E’ stato fondamentale, è come quando arriva un dottore che comincia a spiegare le cause scientifiche dell’ecstasy: se l’ecstasy non l’hai mai presa non la potrai mai spiegare come chi l’ha provata. Soprattutto per scegliere le storie e i ragazzi, perché il programma (a parte il montaggio, la sceneggiatura, la conduzione o la musica) si regge esclusivamente sugli sguardi dei ragazzi, neanche dei detenuti, sui ragazzi. Ad esempio oggi abbiamo visto un’anteprima, ecco lo sguardo di Alberto (ndr ragazzo protagonista della prima puntata) racconta una storia. Se tu quella storia in parte non l’hai mai provata, non l’hai mai vissuta, non riuscirai mai a capire che Alberto è il personaggio fondamentale di questa storia, non riuscirai mai a capire che vanno prese determinate persone e storie. Alcuni degli autori vengono da un certo ceto sociale... non sto discriminando ma se certe cose non le hai vissute non riesci a capire quale è il ragazzo da interpellare, e coinvolgere in questo progetto, perché magari vai a prendere un ragazzo che non ha mai avuto problemi seri, magari si è fatto qualche spinello o qualche stronzata del genere, però viene da una buona famiglia, è uno che non andrebbe mai a finire in carcere perché ha un certo tipo di cervello, un certo tipo di cultura, quindi non gli viene nemmeno l’idea di compiere un reato. Alcuni compiono reati per disperazione. O perché non hanno mai avuto punti di riferimento nella loro vita. Metti un ragazzo di 19 anni della periferia di Napoli, non ha più il padre e la madre e ha due figli... Io non sono mai stato così disagiato per fortuna, vengo da una famiglia... una famiglia del popolo ecco. Vivevo alle case popolari di S. Basilio, e certe cose sento di avere il diritto di spiegarle, o più che spiegarle meglio di raccontarle, di avere titolo per parlarne.

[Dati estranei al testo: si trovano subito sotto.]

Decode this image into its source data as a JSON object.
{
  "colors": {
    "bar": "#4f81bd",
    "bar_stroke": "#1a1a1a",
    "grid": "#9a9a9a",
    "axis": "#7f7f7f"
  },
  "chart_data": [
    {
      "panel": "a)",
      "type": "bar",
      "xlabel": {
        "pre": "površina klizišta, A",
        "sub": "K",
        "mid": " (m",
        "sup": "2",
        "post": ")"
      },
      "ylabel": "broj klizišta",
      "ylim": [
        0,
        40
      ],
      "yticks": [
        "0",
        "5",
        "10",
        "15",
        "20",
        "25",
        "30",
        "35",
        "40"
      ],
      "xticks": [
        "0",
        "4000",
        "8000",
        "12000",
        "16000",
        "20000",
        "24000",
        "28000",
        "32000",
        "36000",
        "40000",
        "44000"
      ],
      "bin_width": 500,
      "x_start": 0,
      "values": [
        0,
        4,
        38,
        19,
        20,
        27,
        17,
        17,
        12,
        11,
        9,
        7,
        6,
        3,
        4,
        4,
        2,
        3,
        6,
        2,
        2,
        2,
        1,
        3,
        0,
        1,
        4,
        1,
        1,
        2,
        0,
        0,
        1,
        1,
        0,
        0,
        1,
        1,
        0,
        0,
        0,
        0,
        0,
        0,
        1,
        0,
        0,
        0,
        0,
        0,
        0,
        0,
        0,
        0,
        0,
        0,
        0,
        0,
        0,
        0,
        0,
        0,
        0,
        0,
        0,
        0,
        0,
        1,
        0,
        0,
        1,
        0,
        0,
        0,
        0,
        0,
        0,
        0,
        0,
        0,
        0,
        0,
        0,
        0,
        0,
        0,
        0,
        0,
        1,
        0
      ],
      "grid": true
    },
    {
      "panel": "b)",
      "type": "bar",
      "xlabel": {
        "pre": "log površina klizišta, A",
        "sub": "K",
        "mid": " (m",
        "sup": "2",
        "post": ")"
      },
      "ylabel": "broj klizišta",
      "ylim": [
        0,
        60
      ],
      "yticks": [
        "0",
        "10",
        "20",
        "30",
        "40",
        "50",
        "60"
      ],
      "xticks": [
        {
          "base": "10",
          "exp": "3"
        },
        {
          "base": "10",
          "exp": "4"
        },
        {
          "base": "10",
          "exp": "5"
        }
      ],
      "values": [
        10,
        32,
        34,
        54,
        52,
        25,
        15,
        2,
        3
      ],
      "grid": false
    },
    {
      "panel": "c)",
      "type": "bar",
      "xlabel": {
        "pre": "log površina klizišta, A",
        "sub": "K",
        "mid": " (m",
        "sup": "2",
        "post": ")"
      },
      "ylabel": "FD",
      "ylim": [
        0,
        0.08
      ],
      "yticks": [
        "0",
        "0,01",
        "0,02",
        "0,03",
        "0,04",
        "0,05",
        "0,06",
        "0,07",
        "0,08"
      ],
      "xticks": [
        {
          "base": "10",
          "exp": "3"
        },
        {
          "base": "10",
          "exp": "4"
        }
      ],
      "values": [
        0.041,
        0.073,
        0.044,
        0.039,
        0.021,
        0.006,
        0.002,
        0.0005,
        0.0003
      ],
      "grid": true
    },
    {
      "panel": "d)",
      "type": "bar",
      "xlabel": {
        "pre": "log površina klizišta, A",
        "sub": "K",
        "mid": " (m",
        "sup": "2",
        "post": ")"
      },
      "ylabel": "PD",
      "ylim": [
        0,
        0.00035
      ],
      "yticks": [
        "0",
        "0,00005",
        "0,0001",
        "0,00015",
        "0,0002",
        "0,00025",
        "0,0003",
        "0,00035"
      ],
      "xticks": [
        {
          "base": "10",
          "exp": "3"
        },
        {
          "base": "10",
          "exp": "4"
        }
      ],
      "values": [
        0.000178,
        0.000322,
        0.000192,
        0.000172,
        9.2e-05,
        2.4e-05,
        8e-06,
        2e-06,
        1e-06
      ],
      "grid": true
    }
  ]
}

Tu sei padre da due anni, tuo figlio si chiama Libero, e la scelta del nome rispecchia molto il tuo spirito. Alla luce di questa esperienza e soprattutto di quella che di periferia ti porti dietro tu, come pensi che affronterai la crescita di tuo figlio per tenerlo lontano da certe cose e per fargli capire come restare lontano da situazioni che poi ti possono cambiare la vita in peggio?
Sicuramente non gli dirò mai “questa cosa si fa, questa non si fa”. Lo lascerò libero di scegliere però cercherò di raccontargli la storia di suo padre, o meglio la storia di certe situazioni; è un mestiere difficile quello del papà perché non riesci a trovare un equilibrio: ci sono momenti in cui ti senti la persona più fortunata del mondo perché oltre l’amore puoi mettere a disposizione la tua esperienza, e quindi è un modo per realizzarti nella tua totalità. E ci sono dei momenti in cui hai paura soprattutto quando tuo figlio comincia ad avere una certa età e comincia a farti certe domande. Per adesso mio figlio è talmente piccolo che io non riesco ancora a capire se poi sarò all’altezza di far questo mestiere, io ce la metterò tutta. Poi vedremo strada facendo come andrà, sicuramente commetterò tanti sbagli.
Però e sicuro che una cosa che gli insegnerai, come hai detto prima, è che la libertà è sacra, e che bisogna dire sempre quello che si pensa, anche quando questo porta delle conseguenze...
Bisogna sempre dire quello che si pensa aldilà delle ripercussioni positive o negative, un ragazzo deve avere la possibilità di scegliere tra giusto e sbagliato, ma pensare con la propria testa, questo è importante.